Überzeugt hat den Teeologen schliesslich das Herstellungsverfahren. El Tony wird per Cold brew-Verfahren hergestellt. Es sei zwar nicht verhehlt, dass der Teeologe das als Widerspruch in sich empfand. Denn braucht es fürs Brauen nicht zwingend Hitze? Er liess sich wie folgt belehren:
Der Begriff «Cold Brew» ist tatsächlich kein Widerspruch in sich, obwohl er auf den ersten Blick so erscheinen mag. Bei dieser Methode wird der Tee nicht im herkömmlichen Sinne «gebraut», sondern kalt extrahiert. Cold Brew Tee wird durch das Einweichen von Teeblättern in kaltem oder Raumtemperatur-Wasser über einen längeren Zeitraum (16 bis 24 Stunden) zubereitet.
Fruchtiger, milder, voller
Wenn wir festhalten, dass es bei der Zubereitung von Tee darum geht, die Geschmacksstoffe aus den Pflanzen zu lösen, dann kann der Teeologe akzeptieren, dass das nicht zwingend mit Hitze passieren muss und daher auch Cold brew als gültige Methode angesehen werden darf. Zumal sie die Vielfalt des Genusserlebnisses erweitert: Die Methode hat einen milderen Geschmack zur Folge, weil kaltes Wasser weniger Bitterstoffe und Tannine extrahiert. Das Aroma ist etwas anders als gewohnt, teils fruchtiger oder auch voller.
Nach dieser langen Vorrede dürfen wir mitteilen, dass der Teeologe El Tony sehr zugetan ist. Zwar hat nach wenigen Schlucken sein Herz ungewohnte Sprünge gemacht und die Frage provoziert, ob die ungewohnte Menge an Koffein ein Vorhofflimmern ausgelöst haben könnte. Doch nachdem die Apple Watch Entwarnung gab, war der Teeologe bereit, das neuartige Geschmacksempfinden in Worte zu fassen:
Der prickelnde Geschmack der Kohlensäure sei ein ungewohntes, aber begrüssenswertes Trinkerlebnis an Gaumen und Zunge. Der Abgang sei ein wenig fruchtig, aber vor allem herb, so wie er es möge.
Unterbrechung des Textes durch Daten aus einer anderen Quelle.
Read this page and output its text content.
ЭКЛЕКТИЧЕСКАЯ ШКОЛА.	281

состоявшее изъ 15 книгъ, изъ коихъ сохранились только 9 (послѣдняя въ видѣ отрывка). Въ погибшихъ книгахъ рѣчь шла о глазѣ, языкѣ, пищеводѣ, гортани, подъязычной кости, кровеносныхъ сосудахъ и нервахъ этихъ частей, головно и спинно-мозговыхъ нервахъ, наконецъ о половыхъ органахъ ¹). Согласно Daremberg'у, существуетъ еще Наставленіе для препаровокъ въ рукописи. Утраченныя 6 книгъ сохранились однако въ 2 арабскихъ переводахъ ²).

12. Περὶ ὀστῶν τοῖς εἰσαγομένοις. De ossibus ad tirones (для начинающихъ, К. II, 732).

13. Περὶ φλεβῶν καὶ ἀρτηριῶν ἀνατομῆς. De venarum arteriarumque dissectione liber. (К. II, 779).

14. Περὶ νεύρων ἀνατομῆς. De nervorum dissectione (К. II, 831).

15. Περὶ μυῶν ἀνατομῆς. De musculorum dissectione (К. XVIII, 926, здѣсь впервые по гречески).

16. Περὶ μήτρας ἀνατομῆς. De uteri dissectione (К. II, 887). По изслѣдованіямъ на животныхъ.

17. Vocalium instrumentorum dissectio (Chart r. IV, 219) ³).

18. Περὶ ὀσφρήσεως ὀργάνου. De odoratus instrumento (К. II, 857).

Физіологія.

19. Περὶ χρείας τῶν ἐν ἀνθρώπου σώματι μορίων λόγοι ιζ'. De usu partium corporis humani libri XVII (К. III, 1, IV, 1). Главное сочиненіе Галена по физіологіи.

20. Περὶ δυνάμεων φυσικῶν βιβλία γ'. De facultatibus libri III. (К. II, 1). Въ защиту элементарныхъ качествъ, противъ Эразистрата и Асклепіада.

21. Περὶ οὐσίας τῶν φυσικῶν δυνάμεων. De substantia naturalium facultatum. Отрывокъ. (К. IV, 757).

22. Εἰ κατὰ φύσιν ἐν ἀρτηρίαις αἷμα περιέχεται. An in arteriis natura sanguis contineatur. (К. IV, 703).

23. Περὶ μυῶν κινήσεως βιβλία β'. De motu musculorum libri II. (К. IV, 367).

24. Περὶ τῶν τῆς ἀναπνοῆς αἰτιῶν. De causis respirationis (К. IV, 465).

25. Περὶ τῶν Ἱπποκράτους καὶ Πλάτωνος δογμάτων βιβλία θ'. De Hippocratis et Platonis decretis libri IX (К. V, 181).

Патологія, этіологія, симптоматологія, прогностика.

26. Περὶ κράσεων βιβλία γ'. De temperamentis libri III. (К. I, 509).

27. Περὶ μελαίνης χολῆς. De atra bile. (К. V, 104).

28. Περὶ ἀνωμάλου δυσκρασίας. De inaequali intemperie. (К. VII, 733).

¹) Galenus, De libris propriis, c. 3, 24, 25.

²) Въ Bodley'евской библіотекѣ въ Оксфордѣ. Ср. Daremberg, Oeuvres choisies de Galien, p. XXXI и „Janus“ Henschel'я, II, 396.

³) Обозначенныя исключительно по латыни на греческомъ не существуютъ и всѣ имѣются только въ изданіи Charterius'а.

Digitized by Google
Kann El Tony der Club Mate ans Leder?
Eine Frage steht jetzt im Raum: Was zieht der Teeologe vor; welche Mate-Variante ist seinen unbestechlichen Geschmacksnerven zufolge die bessere? Dieses neue Trendgetränk aus dem luzernischen Rotkreuz – oder aber die gestandene Club-Mate aus Nürnberg, der sich der Teeologe schon vor zehn Jahren nicht verschliessen konnte?
Das sei auch abhängig von der Tagesform, meint der Teeologe diplomatisch. Dennoch entscheidet er sich für El Tony. Nebst der etwas grösseren geschmacklichen Raffinesse gebe es auch messbare Gründe: El Tony habe mehr Koffein (23 statt zwanzig Milligramm pro hundert Milliliter), aber auch etwas mehr Kalorien (24 anstelle von zwanzig Kilokalorien). Den Ausschlag gegeben hat aber, dass der Teeologie das Team um Saskia von Moos so sympathisch findet …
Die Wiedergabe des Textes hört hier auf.